What is Phosphorus?
Phosphorus is an essential mineral that is crucial for many bodily functions. It is a key component of bones and teeth, plays a critical role in energy production, and is involved in the formation of DNA and cell membranes. Phosphorus also helps in the regulation of acid-base balance in the body.
Benefits of Phosphorus
Bone Health: Works with calcium to build strong bones and teeth.
Energy Production: Integral to the formation of ATP, the body's primary energy carrier.
DNA and Cell Membranes: Essential for the formation of DNA and the structural integrity of cell membranes.
Acid-Base Balance: Helps maintain the body's acid-base balance.
Foods High in Phosphorus
Here are some foods rich in Phosphorus along with their approximate Phosphorus content per 100 grams and the percentage of the daily recommended value (DRV) they provide. The DRV for Phosphorus is approximately 700 milligrams (mg) for both men and women.
Top Sources of Phosphorus for Carnivores
Pumpkin Seeds
Phosphorus content: 1,230 mg per 100g
% of Daily Need: 176%
Pumpkin seeds are exceptionally high in phosphorus.
Sunflower Seeds
Phosphorus content: 660 mg per 100g
% of Daily Need: 94%
Sunflower seeds provide a significant amount of phosphorus.
Cheddar Cheese
Phosphorus content: 500 mg per 100g
% of Daily Need: 71%
Cheddar cheese is rich in phosphorus.
Salmon
Phosphorus content: 374 mg per 100g
% of Daily Need: 53%
Salmon is a good source of phosphorus along with healthy omega-3 fatty acids.
Chicken Breast
Phosphorus content: 302 mg per 100g
% of Daily Need: 43%
Chicken breast is another good source of phosphorus.

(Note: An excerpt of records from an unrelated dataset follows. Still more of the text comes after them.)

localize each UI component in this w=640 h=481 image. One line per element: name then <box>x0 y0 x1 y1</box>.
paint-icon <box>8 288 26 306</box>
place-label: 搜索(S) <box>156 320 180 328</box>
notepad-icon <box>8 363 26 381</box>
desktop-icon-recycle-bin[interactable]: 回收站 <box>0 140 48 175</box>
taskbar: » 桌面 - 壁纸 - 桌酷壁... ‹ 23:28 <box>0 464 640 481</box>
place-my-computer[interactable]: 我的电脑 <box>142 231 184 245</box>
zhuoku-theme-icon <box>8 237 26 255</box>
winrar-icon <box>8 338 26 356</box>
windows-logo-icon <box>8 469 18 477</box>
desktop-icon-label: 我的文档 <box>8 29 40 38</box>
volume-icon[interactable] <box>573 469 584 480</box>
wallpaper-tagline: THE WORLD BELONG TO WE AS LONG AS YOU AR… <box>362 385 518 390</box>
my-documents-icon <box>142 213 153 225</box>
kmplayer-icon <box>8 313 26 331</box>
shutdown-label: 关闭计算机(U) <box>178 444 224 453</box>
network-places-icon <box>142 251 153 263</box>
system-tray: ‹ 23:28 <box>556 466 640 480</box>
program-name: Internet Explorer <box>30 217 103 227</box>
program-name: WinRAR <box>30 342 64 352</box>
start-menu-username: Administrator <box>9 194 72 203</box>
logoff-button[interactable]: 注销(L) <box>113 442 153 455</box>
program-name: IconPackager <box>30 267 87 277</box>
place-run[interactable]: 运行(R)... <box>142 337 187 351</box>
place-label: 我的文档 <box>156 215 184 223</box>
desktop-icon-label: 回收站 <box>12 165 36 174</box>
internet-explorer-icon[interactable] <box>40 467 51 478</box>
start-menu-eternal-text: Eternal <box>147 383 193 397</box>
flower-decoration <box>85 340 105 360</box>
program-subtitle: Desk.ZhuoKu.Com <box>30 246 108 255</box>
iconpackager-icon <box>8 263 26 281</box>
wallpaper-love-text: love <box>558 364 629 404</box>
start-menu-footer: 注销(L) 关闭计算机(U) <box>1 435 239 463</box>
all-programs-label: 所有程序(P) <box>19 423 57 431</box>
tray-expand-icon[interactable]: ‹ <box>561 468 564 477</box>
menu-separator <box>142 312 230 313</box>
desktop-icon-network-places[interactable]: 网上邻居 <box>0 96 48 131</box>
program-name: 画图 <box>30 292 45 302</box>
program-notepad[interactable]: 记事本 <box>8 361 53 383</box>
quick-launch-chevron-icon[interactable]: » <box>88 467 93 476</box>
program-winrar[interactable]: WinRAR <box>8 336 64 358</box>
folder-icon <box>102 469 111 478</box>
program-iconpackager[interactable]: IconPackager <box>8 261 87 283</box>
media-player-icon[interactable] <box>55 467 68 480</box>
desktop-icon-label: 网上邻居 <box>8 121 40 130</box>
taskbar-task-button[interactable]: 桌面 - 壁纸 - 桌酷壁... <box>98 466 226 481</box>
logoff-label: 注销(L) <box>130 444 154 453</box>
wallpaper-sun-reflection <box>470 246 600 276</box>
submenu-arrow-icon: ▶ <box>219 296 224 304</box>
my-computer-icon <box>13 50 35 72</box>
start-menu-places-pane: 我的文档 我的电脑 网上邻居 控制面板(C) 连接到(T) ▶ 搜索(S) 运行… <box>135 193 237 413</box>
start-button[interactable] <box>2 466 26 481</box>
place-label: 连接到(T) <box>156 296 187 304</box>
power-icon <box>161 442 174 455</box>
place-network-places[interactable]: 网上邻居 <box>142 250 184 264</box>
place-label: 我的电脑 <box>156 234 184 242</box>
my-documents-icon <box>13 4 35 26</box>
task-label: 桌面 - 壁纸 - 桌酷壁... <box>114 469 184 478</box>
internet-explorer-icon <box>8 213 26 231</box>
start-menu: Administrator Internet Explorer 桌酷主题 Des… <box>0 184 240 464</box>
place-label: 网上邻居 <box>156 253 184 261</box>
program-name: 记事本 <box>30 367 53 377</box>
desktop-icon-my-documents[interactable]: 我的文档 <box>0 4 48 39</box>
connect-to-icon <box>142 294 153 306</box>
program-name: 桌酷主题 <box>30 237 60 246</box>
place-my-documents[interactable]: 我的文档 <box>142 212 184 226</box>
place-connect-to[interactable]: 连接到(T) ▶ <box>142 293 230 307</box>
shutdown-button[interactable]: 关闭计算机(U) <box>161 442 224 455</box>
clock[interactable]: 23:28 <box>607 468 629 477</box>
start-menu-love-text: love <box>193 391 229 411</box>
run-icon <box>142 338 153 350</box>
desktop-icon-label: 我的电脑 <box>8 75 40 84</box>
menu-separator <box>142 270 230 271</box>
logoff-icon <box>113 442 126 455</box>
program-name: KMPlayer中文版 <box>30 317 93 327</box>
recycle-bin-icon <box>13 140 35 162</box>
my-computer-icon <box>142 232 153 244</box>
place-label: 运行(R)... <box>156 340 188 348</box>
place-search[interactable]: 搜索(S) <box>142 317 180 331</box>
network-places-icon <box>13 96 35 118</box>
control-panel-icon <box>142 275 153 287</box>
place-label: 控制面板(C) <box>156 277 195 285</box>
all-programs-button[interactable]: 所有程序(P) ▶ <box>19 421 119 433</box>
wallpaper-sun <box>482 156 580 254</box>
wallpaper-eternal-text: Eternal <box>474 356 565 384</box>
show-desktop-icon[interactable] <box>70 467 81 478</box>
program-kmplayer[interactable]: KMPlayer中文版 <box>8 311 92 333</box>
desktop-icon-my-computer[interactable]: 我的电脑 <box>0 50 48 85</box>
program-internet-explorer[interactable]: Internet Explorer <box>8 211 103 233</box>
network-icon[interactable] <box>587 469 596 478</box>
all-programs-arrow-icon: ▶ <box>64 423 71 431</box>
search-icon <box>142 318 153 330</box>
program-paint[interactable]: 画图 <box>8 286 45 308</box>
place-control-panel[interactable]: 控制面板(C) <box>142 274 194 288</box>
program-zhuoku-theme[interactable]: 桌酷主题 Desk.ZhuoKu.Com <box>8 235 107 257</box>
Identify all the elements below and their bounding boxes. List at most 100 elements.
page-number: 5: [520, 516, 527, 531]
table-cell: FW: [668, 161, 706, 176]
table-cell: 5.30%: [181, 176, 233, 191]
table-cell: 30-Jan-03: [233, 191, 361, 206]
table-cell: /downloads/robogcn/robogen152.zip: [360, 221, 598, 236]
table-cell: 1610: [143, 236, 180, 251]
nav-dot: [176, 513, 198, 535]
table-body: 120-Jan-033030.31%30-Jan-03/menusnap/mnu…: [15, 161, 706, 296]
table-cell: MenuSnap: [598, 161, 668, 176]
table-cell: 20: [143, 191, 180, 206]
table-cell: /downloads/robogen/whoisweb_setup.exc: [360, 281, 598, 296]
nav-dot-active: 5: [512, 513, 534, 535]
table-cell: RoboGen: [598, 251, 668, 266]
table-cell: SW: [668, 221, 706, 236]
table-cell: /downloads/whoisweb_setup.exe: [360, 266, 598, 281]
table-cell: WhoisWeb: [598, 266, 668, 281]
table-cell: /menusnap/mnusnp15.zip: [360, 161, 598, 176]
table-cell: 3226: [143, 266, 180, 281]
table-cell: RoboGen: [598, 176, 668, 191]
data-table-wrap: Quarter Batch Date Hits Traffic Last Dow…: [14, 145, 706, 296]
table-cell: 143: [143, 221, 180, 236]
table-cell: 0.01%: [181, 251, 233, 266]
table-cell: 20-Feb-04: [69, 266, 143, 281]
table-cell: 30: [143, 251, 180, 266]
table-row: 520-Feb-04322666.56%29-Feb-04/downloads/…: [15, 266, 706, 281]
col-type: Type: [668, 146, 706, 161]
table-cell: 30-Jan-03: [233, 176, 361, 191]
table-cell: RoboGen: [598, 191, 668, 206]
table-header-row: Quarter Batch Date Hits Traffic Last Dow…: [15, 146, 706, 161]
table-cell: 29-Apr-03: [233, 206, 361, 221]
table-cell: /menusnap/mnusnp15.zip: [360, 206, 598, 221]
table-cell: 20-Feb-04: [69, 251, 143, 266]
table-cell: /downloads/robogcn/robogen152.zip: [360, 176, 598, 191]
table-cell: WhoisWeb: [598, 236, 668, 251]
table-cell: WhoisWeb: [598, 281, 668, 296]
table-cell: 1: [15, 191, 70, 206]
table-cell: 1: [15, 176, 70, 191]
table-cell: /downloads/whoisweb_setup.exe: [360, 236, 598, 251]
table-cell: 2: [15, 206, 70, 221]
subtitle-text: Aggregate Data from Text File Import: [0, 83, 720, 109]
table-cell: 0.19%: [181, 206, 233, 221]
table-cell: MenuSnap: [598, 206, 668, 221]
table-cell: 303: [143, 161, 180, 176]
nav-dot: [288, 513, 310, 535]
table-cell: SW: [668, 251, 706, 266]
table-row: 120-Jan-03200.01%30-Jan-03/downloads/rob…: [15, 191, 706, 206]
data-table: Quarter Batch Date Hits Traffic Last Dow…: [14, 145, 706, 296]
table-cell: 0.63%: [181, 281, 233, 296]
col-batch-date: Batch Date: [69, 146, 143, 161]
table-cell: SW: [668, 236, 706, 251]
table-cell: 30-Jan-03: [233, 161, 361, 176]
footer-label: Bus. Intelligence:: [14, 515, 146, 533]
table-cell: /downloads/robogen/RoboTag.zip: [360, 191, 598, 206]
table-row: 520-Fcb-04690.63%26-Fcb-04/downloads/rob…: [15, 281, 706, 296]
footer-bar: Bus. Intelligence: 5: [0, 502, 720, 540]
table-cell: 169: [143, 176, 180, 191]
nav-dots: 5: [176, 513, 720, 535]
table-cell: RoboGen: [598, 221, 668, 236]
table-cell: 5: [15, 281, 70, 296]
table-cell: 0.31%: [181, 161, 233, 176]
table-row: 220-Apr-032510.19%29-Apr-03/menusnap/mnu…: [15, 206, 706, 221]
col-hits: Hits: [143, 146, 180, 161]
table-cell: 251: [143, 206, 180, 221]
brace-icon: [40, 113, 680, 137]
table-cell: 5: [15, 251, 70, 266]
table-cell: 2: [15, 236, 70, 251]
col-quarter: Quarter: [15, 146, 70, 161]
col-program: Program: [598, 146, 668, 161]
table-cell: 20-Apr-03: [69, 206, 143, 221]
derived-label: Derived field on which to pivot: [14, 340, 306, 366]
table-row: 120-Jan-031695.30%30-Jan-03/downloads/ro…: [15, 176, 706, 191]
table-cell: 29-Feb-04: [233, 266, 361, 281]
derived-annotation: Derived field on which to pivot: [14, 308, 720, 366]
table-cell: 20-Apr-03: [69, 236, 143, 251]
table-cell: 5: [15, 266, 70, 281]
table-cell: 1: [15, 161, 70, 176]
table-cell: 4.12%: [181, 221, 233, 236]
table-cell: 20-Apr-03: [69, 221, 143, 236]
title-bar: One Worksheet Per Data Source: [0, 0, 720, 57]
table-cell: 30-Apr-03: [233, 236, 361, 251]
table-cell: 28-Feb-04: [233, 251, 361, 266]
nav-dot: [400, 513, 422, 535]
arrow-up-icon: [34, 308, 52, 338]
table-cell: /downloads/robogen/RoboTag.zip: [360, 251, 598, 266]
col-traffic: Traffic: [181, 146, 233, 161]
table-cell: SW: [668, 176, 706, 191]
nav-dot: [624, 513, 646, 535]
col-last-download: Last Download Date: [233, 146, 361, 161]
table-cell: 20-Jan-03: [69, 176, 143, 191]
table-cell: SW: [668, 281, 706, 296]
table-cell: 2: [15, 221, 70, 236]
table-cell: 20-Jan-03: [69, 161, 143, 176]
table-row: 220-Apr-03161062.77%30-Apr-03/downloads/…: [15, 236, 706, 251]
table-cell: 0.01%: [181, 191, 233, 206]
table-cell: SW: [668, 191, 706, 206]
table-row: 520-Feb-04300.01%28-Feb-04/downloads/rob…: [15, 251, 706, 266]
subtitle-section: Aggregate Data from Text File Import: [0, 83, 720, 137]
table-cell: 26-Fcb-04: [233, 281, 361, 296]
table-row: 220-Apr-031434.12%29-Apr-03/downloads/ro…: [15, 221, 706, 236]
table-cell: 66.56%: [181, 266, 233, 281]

Top Sources of Phosphorus for Vegans
Pumpkin Seeds
Phosphorus content: 1,230 mg per 100g
% of Daily Need: 176%
Pumpkin seeds are exceptionally high in phosphorus.
Sunflower Seeds
Phosphorus content: 660 mg per 100g
% of Daily Need: 94%
Sunflower seeds provide a significant amount of phosphorus.
Almonds
Phosphorus content: 481 mg per 100g
% of Daily Need: 69%
Almonds are a great source of phosphorus.
Tofu (Firm)
Phosphorus content: 287 mg per 100g
% of Daily Need: 41%
Firm tofu is a good plant-based source of phosphorus.
Lentils
Phosphorus content: 281 mg per 100g
% of Daily Need: 40%
Lentils are a nutritious legume rich in phosphorus.